Sipnget as it used to be was gone — the store below the dike, the house where he was born, where he had heard the halting screech of his mother’s scolding and the soothing remonstrances of an old man. An infernal machine had thundered past Sipnget, leveled the trees and the palms, and furrowed the land into a flat and ugly wound. In a moment of doubt and faltering he retraced his steps — no, he was not wrong, he was in Sipnget, but gone were all the little things that had enmeshed themselves with his life. How could he bring back the village that he knew — blow life upon a desert of brown, so that it might bloom with the old and familiar scents? He ran down the dike, away from the vanishing traces of the path. A sprout of grass caught his foot, and he stumbled on the hard plowed earth. He picked himself up, cursing, shaking the clod that dug into his palms. He hurried to where he knew the first house used to stand. When he reached the place he stooped and examined the ground. Curled up with the dry, upturned soil were cinders and white-bleached roots of acacias and buri palms, like maggots feasting on his past.

All of them in the house in Rosales, including his dear ailing father — surely they must have known what had happened to the village. He had not asked any of them or even told them that he was coming, but they should have told him. On the day he arrived he had asked Santos how it was in Sipnget, and the short, work-ridden caretaker had turned away and — as if he never heard the question — left. Luis was not close to any of his father’s workers, not even to Simeon, who had taken him from Sipnget to this big red house, and to the servants, who greeted him politely. He had taken for granted that the countryside — for all its being stirred by the proselytizing of the Huks — would be unchanged, that the village would be where it always had been, the end of dreams. Surely, someone in Rosales must have known that Sipnget was gone. But why did nobody tell him?

He raised his eyes to the sun that singed the heavens, and he was about to turn and go back to the dike when, from the direction of the river, behind the large prostrate trunks of buri palms, he saw a man rise.

“Hoy!” He waved his hands.

The figure bobbed up, and he caught a glimpse of an old, anonymous face, but the man bent down again and was hidden behind the trunk. Only his back and the brim of his wide buri hat rose intermittently. He seemed to be busy, rising and stooping behind the trunk.

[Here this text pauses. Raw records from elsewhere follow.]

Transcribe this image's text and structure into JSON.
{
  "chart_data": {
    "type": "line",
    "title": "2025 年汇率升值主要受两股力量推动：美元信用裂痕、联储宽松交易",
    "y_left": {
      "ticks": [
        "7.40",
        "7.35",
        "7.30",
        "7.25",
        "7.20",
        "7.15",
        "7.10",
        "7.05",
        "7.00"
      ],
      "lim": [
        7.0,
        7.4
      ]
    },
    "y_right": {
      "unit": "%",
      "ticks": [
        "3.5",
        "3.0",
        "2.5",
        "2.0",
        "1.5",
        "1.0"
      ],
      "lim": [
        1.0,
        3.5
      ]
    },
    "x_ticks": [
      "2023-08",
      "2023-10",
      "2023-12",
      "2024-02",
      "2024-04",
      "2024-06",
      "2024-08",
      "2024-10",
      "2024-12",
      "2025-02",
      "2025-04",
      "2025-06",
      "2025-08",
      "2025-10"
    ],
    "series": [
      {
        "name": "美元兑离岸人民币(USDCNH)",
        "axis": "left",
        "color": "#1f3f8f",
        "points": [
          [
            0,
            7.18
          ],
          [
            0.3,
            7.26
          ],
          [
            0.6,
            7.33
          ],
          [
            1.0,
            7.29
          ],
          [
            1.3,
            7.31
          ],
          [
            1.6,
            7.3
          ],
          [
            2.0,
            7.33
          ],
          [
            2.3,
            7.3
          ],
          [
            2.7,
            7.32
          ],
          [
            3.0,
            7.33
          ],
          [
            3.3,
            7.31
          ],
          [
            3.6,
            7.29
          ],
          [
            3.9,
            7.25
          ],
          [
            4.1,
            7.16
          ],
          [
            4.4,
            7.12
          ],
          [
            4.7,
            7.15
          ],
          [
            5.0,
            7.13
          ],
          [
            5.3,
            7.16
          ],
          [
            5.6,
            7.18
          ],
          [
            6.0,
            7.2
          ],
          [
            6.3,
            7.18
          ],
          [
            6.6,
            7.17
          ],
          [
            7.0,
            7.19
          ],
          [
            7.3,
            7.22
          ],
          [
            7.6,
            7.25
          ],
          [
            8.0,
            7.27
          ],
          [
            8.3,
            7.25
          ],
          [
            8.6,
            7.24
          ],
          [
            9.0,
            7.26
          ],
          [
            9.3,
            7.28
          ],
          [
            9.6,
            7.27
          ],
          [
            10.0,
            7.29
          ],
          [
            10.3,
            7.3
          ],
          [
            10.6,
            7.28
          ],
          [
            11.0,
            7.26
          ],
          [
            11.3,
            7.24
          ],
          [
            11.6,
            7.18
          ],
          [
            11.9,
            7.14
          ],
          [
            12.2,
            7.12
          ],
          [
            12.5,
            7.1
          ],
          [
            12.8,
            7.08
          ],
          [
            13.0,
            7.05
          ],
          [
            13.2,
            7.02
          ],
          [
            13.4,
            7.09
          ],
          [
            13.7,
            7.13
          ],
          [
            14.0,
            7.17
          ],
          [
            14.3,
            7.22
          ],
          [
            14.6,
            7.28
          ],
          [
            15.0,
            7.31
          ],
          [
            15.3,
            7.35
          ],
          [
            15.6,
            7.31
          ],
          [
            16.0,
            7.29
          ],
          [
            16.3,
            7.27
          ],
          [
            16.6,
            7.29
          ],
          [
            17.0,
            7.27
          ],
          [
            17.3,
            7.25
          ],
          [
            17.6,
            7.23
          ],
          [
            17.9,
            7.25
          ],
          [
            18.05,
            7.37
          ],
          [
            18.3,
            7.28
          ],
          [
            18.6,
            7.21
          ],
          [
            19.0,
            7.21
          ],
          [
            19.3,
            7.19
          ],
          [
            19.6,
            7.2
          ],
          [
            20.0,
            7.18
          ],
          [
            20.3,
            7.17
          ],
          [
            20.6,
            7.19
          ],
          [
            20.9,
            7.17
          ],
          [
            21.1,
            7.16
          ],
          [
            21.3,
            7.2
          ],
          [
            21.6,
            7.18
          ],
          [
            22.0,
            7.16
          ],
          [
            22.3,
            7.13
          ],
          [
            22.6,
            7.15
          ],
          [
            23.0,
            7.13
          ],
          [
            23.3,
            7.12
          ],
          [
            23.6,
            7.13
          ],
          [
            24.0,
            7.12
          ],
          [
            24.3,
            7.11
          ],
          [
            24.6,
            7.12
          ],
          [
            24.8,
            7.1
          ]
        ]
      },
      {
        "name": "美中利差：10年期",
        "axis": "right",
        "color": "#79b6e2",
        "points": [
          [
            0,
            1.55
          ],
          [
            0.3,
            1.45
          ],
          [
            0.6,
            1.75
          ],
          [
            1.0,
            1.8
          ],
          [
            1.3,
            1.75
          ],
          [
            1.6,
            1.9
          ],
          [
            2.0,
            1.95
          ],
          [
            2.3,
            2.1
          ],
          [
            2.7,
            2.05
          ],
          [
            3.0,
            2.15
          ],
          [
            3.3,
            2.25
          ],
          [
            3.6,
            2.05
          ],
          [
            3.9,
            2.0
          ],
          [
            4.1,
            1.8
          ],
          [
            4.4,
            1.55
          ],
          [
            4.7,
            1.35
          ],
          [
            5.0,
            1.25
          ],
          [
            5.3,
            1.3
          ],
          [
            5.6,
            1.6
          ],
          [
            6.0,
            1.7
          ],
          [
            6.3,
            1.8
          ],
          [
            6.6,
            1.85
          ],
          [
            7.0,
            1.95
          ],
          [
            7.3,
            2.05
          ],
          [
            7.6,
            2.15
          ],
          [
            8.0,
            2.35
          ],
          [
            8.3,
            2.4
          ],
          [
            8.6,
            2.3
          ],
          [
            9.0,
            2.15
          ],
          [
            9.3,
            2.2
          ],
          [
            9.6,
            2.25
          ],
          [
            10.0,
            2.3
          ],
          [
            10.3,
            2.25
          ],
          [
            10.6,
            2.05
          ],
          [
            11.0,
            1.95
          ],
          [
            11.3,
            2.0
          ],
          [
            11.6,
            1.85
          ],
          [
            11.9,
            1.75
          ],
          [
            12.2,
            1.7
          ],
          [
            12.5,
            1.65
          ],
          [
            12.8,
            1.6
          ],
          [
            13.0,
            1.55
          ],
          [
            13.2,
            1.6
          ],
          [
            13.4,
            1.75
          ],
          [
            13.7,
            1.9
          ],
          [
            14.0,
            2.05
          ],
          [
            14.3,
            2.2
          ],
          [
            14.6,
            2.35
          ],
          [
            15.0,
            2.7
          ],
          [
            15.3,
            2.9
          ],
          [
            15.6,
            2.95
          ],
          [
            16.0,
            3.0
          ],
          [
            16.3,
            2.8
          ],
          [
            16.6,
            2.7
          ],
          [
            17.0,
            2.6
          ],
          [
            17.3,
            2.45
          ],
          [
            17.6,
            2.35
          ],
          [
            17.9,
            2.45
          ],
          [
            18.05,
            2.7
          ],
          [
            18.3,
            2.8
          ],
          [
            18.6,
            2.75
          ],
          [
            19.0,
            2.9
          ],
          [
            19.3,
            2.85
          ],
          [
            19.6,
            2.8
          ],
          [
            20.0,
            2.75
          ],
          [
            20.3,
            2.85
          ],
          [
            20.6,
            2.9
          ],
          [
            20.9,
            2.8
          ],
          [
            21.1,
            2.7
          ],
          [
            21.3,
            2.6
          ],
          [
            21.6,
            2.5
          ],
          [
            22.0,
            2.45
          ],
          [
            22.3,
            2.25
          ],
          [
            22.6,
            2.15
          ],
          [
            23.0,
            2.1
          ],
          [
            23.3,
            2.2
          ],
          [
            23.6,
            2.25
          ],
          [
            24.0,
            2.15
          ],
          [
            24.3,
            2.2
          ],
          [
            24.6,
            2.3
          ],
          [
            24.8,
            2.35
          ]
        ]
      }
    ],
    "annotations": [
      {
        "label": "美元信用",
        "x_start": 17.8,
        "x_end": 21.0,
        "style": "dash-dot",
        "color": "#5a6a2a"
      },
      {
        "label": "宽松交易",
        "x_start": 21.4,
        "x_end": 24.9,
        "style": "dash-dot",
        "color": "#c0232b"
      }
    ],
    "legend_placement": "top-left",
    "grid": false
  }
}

Luis ran toward the man and in a leap perched himself atop the trunk. Below him the man was tying together burned planks of wood with black, sooty wire. More planks of burned wood were scattered nearby.

“What’s happened? Did the whole village burn down?” he asked.

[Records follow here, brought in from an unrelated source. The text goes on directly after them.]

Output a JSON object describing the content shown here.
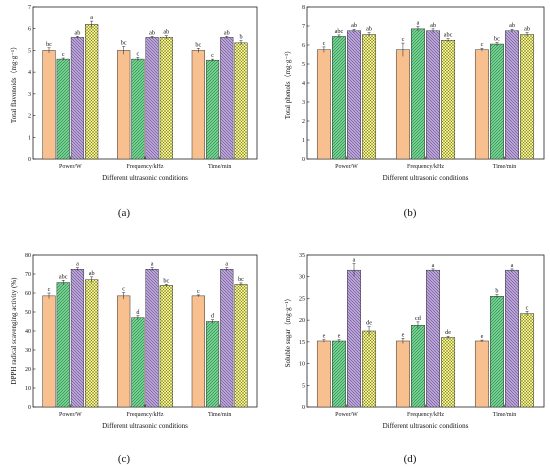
{
  "panel_labels": [
    "(a)",
    "(b)",
    "(c)",
    "(d)"
  ],
  "colors": {
    "series": [
      "#f9c08f",
      "#6fd28f",
      "#b9a3d9",
      "#f4f48a"
    ],
    "hatch": [
      "none",
      "diag-left",
      "diag-right",
      "cross"
    ],
    "axis": "#222222"
  },
  "chart_data": [
    {
      "type": "bar",
      "title": "",
      "categories": [
        "Power/W",
        "Frequency/kHz",
        "Time/min"
      ],
      "xlabel": "Different ultrasonic conditions",
      "ylabel": "Total flavonoids（mg·g⁻¹）",
      "ylim": [
        0,
        7
      ],
      "yticks": [
        0,
        1,
        2,
        3,
        4,
        5,
        6,
        7
      ],
      "series": [
        {
          "values": [
            5.0,
            5.0,
            5.0
          ],
          "errors": [
            0.12,
            0.18,
            0.1
          ],
          "labels": [
            "bc",
            "bc",
            "bc"
          ]
        },
        {
          "values": [
            4.6,
            4.6,
            4.55
          ],
          "errors": [
            0.05,
            0.08,
            0.05
          ],
          "labels": [
            "c",
            "c",
            "c"
          ]
        },
        {
          "values": [
            5.6,
            5.6,
            5.6
          ],
          "errors": [
            0.05,
            0.05,
            0.05
          ],
          "labels": [
            "ab",
            "ab",
            "ab"
          ]
        },
        {
          "values": [
            6.2,
            5.6,
            5.35
          ],
          "errors": [
            0.15,
            0.08,
            0.1
          ],
          "labels": [
            "a",
            "ab",
            "b"
          ]
        }
      ]
    },
    {
      "type": "bar",
      "title": "",
      "categories": [
        "Power/W",
        "Frequency/kHz",
        "Time/min"
      ],
      "xlabel": "Different ultrasonic conditions",
      "ylabel": "Total phenols（mg·g⁻¹）",
      "ylim": [
        0,
        8
      ],
      "yticks": [
        0,
        1,
        2,
        3,
        4,
        5,
        6,
        7,
        8
      ],
      "series": [
        {
          "values": [
            5.75,
            5.75,
            5.75
          ],
          "errors": [
            0.15,
            0.35,
            0.08
          ],
          "labels": [
            "c",
            "c",
            "c"
          ]
        },
        {
          "values": [
            6.45,
            6.85,
            6.05
          ],
          "errors": [
            0.08,
            0.12,
            0.08
          ],
          "labels": [
            "abc",
            "a",
            "bc"
          ]
        },
        {
          "values": [
            6.75,
            6.75,
            6.75
          ],
          "errors": [
            0.08,
            0.1,
            0.08
          ],
          "labels": [
            "ab",
            "ab",
            "ab"
          ]
        },
        {
          "values": [
            6.55,
            6.25,
            6.55
          ],
          "errors": [
            0.1,
            0.08,
            0.1
          ],
          "labels": [
            "ab",
            "abc",
            "ab"
          ]
        }
      ]
    },
    {
      "type": "bar",
      "title": "",
      "categories": [
        "Power/W",
        "Frequency/kHz",
        "Time/min"
      ],
      "xlabel": "Different ultrasonic conditions",
      "ylabel": "DPPH radical scavenging activity (%)",
      "ylim": [
        0,
        80
      ],
      "yticks": [
        0,
        10,
        20,
        30,
        40,
        50,
        60,
        70,
        80
      ],
      "series": [
        {
          "values": [
            58.5,
            58.5,
            58.5
          ],
          "errors": [
            1.5,
            1.8,
            0.5
          ],
          "labels": [
            "c",
            "c",
            "c"
          ]
        },
        {
          "values": [
            65.5,
            47.0,
            45.0
          ],
          "errors": [
            1.2,
            1.0,
            1.0
          ],
          "labels": [
            "abc",
            "d",
            "d"
          ]
        },
        {
          "values": [
            72.5,
            72.5,
            72.5
          ],
          "errors": [
            0.8,
            0.8,
            0.8
          ],
          "labels": [
            "a",
            "a",
            "a"
          ]
        },
        {
          "values": [
            67.0,
            64.0,
            64.5
          ],
          "errors": [
            1.5,
            0.6,
            0.8
          ],
          "labels": [
            "ab",
            "bc",
            "bc"
          ]
        }
      ]
    },
    {
      "type": "bar",
      "title": "",
      "categories": [
        "Power/W",
        "Frequency/kHz",
        "Time/min"
      ],
      "xlabel": "Different ultrasonic conditions",
      "ylabel": "Soluble sugar（mg·g⁻¹）",
      "ylim": [
        0,
        35
      ],
      "yticks": [
        0,
        5,
        10,
        15,
        20,
        25,
        30,
        35
      ],
      "series": [
        {
          "values": [
            15.2,
            15.2,
            15.2
          ],
          "errors": [
            0.3,
            0.6,
            0.2
          ],
          "labels": [
            "e",
            "e",
            "e"
          ]
        },
        {
          "values": [
            15.2,
            18.8,
            25.5
          ],
          "errors": [
            0.3,
            0.8,
            0.4
          ],
          "labels": [
            "e",
            "cd",
            "b"
          ]
        },
        {
          "values": [
            31.5,
            31.5,
            31.5
          ],
          "errors": [
            1.5,
            0.3,
            0.3
          ],
          "labels": [
            "a",
            "a",
            "a"
          ]
        },
        {
          "values": [
            17.5,
            16.0,
            21.5
          ],
          "errors": [
            1.0,
            0.3,
            0.5
          ],
          "labels": [
            "de",
            "de",
            "c"
          ]
        }
      ]
    }
  ]
}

The man went on with his work, his face hidden by the wide brim of his hat, his blackened hands struggling clumsily with the wire.

“Are you deaf?”

“I heard,” the man said, still without looking at Luis.

“Tell me, where are the people? How did this happen?”

The man did not speak. Luis descended from atop the trunk and bent down a little. The face was gaunt, the eyes tired, the chin withered, and the forehead wrinkled. Recognition came: “Tio Joven!”

The man raised the bundle of wood and stood it on one end. Picking up a piece from the pile, he rammed it into the middle of the bundle and hammered it, so that the bundle would tighten.

“Luis, the grandson of Ipe.” Luis spoke in haste. “You know me, Tio Joven.”

The man paused and dropped the piece of wood that he used as a club. He squinted at Luis. Then he picked up his club again and pounded at the plank. “Why did you come here?” he asked without pausing in his work.

Yes, why did I come here — I who had wanted to escape from this land, to blot from my mind the faces of my people? “That’s a foolish question,” Luis said simply.

Tio Joven peered at him again, but there was no apparent recognition in his eyes. He shook the bundle and tested its tightness. “People change,” he said. “Many come here, asking all sorts of questions — and what can I say when I am just here to gather wood for my stove?”